The Self-Soothing Connection

Newborns and young infants don’t yet have the motor control to comfort themselves the way older children do. Rubbing their face against a mattress, blanket, or your chest is one of the few self-soothing tools available to them. The repetitive motion and pressure on the skin activates a calming sensory feedback loop, similar to how adults might rub their temples when stressed. This is completely normal and typically peaks between 2 and 6 months as babies develop more body awareness but haven’t yet learned other ways to settle themselves, like thumb-sucking or holding a comfort object.

Teething Pain Can Travel to the Face

If your baby is between 4 and 12 months old and rubbing their cheeks or pulling at their ears while sleeping, teething is a strong possibility.

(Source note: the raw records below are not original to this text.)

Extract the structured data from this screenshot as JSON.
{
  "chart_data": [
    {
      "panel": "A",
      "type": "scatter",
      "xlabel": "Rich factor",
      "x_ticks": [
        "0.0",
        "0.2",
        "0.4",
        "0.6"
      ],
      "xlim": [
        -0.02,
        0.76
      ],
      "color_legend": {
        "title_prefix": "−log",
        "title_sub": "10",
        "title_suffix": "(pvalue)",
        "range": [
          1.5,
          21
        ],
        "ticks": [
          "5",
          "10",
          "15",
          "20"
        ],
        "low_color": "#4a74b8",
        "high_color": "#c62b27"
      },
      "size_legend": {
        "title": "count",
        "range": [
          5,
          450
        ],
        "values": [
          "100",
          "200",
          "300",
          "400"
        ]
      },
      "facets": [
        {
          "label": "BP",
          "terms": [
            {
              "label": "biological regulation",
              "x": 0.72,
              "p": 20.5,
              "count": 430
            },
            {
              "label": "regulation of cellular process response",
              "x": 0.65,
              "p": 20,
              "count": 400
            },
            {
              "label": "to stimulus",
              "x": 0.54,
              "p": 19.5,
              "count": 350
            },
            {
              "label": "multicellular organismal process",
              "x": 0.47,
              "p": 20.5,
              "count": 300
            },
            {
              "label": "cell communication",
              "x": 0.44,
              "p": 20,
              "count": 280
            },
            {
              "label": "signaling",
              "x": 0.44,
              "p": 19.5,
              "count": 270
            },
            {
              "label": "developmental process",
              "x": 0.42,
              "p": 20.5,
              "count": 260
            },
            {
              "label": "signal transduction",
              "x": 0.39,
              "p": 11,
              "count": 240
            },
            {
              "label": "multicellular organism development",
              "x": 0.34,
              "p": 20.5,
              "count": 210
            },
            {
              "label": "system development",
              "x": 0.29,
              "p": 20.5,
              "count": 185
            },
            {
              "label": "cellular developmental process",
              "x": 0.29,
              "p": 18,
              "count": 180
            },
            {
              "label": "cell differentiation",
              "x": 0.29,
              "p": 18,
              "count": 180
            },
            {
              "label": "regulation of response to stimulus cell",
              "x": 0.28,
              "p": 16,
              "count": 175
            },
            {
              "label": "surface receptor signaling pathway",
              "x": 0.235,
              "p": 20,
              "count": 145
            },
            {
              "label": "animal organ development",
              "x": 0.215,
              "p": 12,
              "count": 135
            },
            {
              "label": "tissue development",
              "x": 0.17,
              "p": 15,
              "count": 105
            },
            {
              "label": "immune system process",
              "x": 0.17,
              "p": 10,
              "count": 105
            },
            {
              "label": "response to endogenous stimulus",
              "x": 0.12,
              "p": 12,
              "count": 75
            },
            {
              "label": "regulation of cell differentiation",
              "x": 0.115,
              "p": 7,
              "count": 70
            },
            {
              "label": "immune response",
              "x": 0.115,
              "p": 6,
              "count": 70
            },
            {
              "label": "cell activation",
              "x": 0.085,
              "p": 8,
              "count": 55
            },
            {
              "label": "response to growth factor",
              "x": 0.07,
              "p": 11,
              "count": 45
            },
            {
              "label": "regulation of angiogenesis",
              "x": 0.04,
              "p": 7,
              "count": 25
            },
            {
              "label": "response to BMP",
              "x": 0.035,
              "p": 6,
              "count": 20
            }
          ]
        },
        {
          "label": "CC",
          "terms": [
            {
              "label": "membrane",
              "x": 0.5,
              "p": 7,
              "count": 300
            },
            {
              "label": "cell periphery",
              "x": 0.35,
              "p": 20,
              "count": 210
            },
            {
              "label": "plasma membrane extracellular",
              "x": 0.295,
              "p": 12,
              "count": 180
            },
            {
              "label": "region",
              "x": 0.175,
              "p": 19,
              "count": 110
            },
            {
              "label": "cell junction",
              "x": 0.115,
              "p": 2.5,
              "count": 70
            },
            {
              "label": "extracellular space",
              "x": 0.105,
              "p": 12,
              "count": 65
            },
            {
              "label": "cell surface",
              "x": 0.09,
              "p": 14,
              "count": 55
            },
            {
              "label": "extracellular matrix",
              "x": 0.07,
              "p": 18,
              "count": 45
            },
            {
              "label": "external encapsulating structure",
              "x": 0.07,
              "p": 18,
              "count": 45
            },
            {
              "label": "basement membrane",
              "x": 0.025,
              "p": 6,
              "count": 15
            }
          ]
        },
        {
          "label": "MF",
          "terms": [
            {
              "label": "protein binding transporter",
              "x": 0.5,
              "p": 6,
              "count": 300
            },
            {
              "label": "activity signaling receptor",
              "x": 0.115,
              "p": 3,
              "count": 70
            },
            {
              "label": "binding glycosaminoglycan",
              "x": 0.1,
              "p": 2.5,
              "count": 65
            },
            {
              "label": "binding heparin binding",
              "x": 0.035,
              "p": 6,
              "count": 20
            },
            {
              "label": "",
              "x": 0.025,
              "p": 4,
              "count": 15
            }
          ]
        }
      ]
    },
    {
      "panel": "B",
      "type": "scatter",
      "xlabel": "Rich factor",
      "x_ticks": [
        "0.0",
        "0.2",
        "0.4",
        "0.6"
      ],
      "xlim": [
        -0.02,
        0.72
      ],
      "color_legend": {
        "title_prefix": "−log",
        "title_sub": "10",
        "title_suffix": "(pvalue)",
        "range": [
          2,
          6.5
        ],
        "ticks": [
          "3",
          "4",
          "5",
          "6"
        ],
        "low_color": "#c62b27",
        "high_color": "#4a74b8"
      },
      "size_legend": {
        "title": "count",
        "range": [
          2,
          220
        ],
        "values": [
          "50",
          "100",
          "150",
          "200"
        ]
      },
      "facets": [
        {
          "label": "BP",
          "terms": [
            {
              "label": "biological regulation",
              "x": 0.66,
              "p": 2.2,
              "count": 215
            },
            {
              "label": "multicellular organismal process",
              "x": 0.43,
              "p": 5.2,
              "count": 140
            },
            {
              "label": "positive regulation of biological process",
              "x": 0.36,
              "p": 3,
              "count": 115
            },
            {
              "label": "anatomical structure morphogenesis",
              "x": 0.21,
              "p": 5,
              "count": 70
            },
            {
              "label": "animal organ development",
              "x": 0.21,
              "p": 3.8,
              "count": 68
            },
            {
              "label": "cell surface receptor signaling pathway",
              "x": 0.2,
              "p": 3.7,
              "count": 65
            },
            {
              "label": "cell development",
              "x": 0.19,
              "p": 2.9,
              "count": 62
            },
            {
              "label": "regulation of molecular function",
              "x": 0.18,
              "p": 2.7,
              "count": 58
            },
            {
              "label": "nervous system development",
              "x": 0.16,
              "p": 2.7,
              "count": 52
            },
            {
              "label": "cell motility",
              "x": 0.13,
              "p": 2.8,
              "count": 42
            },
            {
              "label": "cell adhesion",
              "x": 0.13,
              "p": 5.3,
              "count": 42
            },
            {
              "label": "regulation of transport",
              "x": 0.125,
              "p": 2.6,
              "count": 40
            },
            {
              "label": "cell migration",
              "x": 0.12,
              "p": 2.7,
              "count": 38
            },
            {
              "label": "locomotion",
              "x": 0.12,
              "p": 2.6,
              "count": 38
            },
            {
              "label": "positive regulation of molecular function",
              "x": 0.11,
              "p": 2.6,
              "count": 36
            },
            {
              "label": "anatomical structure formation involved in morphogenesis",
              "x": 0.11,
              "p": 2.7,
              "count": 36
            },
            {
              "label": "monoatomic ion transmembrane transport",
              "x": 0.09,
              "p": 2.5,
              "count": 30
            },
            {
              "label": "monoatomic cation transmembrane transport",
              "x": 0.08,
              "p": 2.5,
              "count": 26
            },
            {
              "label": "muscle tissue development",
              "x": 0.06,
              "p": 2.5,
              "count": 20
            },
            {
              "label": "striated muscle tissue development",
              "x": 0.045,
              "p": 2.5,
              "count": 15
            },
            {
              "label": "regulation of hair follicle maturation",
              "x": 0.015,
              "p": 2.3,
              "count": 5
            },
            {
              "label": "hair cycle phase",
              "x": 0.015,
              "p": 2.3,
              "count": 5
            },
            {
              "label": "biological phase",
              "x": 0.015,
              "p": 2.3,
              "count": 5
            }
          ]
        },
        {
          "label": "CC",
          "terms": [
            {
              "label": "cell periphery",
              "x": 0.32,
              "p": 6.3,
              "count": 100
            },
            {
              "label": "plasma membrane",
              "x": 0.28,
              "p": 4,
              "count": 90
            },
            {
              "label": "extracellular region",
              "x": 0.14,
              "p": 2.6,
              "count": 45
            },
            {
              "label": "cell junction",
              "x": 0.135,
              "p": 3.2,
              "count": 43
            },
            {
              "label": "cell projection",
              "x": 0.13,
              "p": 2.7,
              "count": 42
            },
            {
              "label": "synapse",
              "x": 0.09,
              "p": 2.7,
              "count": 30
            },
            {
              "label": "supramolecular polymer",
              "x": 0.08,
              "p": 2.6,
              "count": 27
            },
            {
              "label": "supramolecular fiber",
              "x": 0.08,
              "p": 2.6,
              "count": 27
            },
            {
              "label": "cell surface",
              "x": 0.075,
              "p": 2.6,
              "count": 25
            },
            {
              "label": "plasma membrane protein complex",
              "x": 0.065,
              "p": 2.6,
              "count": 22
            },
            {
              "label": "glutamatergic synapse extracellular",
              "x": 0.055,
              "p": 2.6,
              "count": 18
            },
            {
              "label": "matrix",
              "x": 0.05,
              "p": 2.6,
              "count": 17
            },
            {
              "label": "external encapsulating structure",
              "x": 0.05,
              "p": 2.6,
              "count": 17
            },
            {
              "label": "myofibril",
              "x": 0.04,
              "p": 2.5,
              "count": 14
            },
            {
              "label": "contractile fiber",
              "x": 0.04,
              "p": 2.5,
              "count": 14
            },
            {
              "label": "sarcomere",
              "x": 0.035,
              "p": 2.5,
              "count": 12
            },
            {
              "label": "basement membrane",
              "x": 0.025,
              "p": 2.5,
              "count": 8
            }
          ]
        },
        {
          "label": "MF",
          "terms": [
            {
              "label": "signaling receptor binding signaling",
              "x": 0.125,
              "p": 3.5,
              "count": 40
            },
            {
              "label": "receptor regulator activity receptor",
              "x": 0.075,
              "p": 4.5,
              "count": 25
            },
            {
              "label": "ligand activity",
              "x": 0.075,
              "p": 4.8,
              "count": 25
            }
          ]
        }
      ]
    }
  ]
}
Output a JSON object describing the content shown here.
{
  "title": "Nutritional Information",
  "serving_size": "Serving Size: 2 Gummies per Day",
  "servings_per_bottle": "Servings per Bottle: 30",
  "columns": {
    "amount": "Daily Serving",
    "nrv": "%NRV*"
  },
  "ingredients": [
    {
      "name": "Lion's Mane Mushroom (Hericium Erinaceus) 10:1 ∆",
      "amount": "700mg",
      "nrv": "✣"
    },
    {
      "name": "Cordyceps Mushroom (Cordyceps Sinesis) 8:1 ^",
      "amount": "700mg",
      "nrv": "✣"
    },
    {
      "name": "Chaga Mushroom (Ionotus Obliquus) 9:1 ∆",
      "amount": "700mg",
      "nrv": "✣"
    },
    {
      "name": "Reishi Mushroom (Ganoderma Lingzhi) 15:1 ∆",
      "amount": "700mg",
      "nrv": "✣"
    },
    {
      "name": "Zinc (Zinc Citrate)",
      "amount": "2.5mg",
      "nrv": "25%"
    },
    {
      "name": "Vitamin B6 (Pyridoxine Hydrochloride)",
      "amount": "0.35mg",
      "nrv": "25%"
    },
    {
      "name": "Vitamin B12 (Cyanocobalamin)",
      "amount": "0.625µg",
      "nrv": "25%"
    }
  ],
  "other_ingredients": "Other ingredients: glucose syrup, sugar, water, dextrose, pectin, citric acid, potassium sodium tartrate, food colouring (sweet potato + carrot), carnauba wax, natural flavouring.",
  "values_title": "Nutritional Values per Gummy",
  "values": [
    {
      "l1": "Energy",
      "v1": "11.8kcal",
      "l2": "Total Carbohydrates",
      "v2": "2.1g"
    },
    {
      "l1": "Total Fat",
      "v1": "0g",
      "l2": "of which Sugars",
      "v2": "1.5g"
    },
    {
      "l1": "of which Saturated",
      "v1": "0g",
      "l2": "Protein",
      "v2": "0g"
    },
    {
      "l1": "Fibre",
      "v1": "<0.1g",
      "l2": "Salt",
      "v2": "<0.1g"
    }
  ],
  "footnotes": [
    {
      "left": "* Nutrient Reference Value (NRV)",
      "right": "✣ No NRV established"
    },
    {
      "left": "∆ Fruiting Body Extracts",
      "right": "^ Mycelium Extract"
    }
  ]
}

The nerves in the gums, cheeks, and ears are closely connected, so pain from erupting teeth doesn’t stay in the mouth. It radiates outward, and babies instinctively rub the areas where they feel discomfort. This is especially noticeable when molars start coming in, though even the earliest front teeth can cause referred pain across the face.

Teething-related face rubbing usually comes with other telltale signs: swollen or red gums, increased drooling, irritability during the day, and chewing on anything within reach. The rubbing tends to be more aggressive and focused on specific areas (one cheek, one ear) rather than the generalized, lazy eye rubbing you see with plain sleepiness.

Eczema and Skin Irritation

Persistent or intense face rubbing during sleep, especially if you notice dry, red, or rough patches on your baby’s skin, could point to infantile eczema (atopic dermatitis). This condition commonly appears on the scalp, forehead, cheeks, chin, and around the mouth in babies under 6 months. The itching can be severe enough to interrupt sleep, and since babies can’t deliberately scratch, they rub their faces against sheets or their own hands instead.

Even without a full eczema diagnosis, everyday irritants can make facial skin itchy enough to trigger rubbing. Dried milk or formula residue around the mouth, saliva from drooling, nasal secretions, and food remnants all irritate delicate infant skin. After birth, a baby’s skin is still adjusting from the warm, wet environment of the womb to drier outside air. Cold weather, wind, low humidity, and harsh soaps can strip moisture from the skin’s outer layer, making it more reactive. Once that barrier is compromised, even mild irritants can cause enough discomfort to keep a baby rubbing throughout the night.

A few practical steps help reduce irritation-related rubbing. Gently cleaning your baby’s face after feedings removes the milk, saliva, and food residue that commonly triggers irritation. Using a fragrance-free, soap-free cleanser instead of traditional soap helps preserve the skin’s natural oils and pH balance. Running a humidifier in dry rooms, especially during winter, keeps moisture in the air and on your baby’s skin.

How to Tell What’s Causing It

Since multiple things can trigger face rubbing, the context matters more than the behavior itself. Consider timing, accompanying signs, and your baby’s skin:

  • Rubbing mostly at bedtime or naptime with yawning and fussiness points to normal sleepiness or overtiredness.
  • Rubbing focused on cheeks or ears with drooling and swollen gums suggests teething.
  • Rubbing that wakes your baby up or happens throughout the night, paired with dry or red patches, suggests eczema or skin irritation.
  • Rubbing after feedings or during tummy time may mean milk residue or drool is irritating the skin.

Most of the time, face rubbing is a harmless and developmentally normal behavior. Babies who rub hard enough to leave scratch marks on their cheeks benefit from keeping their nails trimmed short. Some parents use soft mittens during sleep for babies who scratch themselves, though many babies pull these off quickly. If the rubbing is constant, your baby seems uncomfortable, or you see skin changes that don’t resolve with basic moisturizing, a pediatrician can check for eczema or other skin conditions and recommend a treatment plan specific to your baby’s age.